Disease Background and Patient Population
KMT2A rearrangements represent a particularly challenging subset of acute leukemia cases. The KMT2A gene at 11q23.3 is commonly rearranged in acute leukemias, especially in infant leukemia. KMT2A rearrangements can be detected in approximately 70%-80% of infants with acute lymphoblastic leukemia (ALL) and in 5-10% of pediatric and adult ALLs.

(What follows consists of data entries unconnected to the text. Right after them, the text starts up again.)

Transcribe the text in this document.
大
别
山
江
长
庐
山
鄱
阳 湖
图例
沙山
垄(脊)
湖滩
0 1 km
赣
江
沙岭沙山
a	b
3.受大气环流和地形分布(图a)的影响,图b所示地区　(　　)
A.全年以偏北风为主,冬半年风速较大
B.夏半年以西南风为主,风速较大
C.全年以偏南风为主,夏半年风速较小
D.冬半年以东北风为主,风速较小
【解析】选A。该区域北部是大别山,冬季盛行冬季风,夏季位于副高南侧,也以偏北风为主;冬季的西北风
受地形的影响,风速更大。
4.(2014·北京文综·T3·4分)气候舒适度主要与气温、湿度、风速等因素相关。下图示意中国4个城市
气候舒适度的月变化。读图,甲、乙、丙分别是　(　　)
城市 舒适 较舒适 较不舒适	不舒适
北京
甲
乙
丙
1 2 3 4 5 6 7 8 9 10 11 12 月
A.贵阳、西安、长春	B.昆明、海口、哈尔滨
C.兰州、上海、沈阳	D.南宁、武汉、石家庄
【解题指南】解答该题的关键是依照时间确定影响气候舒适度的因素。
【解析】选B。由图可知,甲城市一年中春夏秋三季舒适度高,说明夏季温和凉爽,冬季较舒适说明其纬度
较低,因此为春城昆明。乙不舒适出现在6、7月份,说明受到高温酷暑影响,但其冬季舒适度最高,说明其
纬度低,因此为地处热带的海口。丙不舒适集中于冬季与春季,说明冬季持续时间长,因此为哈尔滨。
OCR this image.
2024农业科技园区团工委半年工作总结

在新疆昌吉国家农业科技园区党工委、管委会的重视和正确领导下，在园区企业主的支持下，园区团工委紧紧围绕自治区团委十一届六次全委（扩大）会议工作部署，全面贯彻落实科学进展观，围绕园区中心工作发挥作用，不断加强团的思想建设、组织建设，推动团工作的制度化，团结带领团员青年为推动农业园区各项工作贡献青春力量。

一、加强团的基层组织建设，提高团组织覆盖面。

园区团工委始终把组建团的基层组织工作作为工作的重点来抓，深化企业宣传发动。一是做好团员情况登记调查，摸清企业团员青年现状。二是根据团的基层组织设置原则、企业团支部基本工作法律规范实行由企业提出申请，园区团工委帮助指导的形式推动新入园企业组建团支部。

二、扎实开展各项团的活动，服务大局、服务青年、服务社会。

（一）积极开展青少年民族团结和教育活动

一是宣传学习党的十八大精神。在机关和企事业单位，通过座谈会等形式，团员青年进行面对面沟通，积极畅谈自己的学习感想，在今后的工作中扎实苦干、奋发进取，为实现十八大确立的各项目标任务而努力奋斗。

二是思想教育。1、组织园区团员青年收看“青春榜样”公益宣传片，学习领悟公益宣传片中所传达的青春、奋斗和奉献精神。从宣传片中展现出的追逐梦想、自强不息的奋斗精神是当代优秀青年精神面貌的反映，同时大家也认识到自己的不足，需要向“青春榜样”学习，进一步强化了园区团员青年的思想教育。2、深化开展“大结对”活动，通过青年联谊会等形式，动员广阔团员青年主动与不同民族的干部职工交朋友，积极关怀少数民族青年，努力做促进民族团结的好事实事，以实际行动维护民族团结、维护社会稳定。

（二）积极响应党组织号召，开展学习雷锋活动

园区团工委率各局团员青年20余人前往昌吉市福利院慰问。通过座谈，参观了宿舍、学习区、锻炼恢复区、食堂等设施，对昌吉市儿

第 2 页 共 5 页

The rearrangements are also found in more than 50% of infants with acute myeloid leukemia (AML) and are seen in 10% of adolescents and 3-10% of adults with AML. More than 90 partner genes have been identified to date, with the most common partner genes being AFF1 (4q21), MLLT3 (9p22) and MLLT1 (19p13.3).
Revumenib Clinical Data
Revumenib received FDA approval in November 2024 for relapsed or refractory acute leukemia with a KMT2A translocation in adult and pediatric patients one year and older. The approval was supported by data from the phase 1/2 AUGMENT-101 trial, where revumenib demonstrated a complete remission with partial hematologic recovery (CR+CRh) rate of 21.2% (95% CI, 13.8%-30.3%) among patients with relapsed/refractory AML or ALL harboring KMT2A rearrangements. The median CR+CRh duration was 6.4 months (95% CI, 2.7-not estimable).
Precision Medicine Partnership
Dr. Leila Luheshi, VP of Pharma Partnering at OGT, emphasized the significance of the authorization: "The development and subsequent authorization of this new CDx is an important demonstration of the skill and commitment of our clinical scientists and regulatory specialists to deliver safe and effective diagnostics for patients with one of the most devastating forms of leukaemia."
The emergence of precision therapies like revumenib, described as an oral inhibitor of the menin-KMT2A interaction, offers new therapeutic avenues for patients with these challenging acute leukemia cases, representing a shift toward more targeted treatment approaches in hematologic malignancies.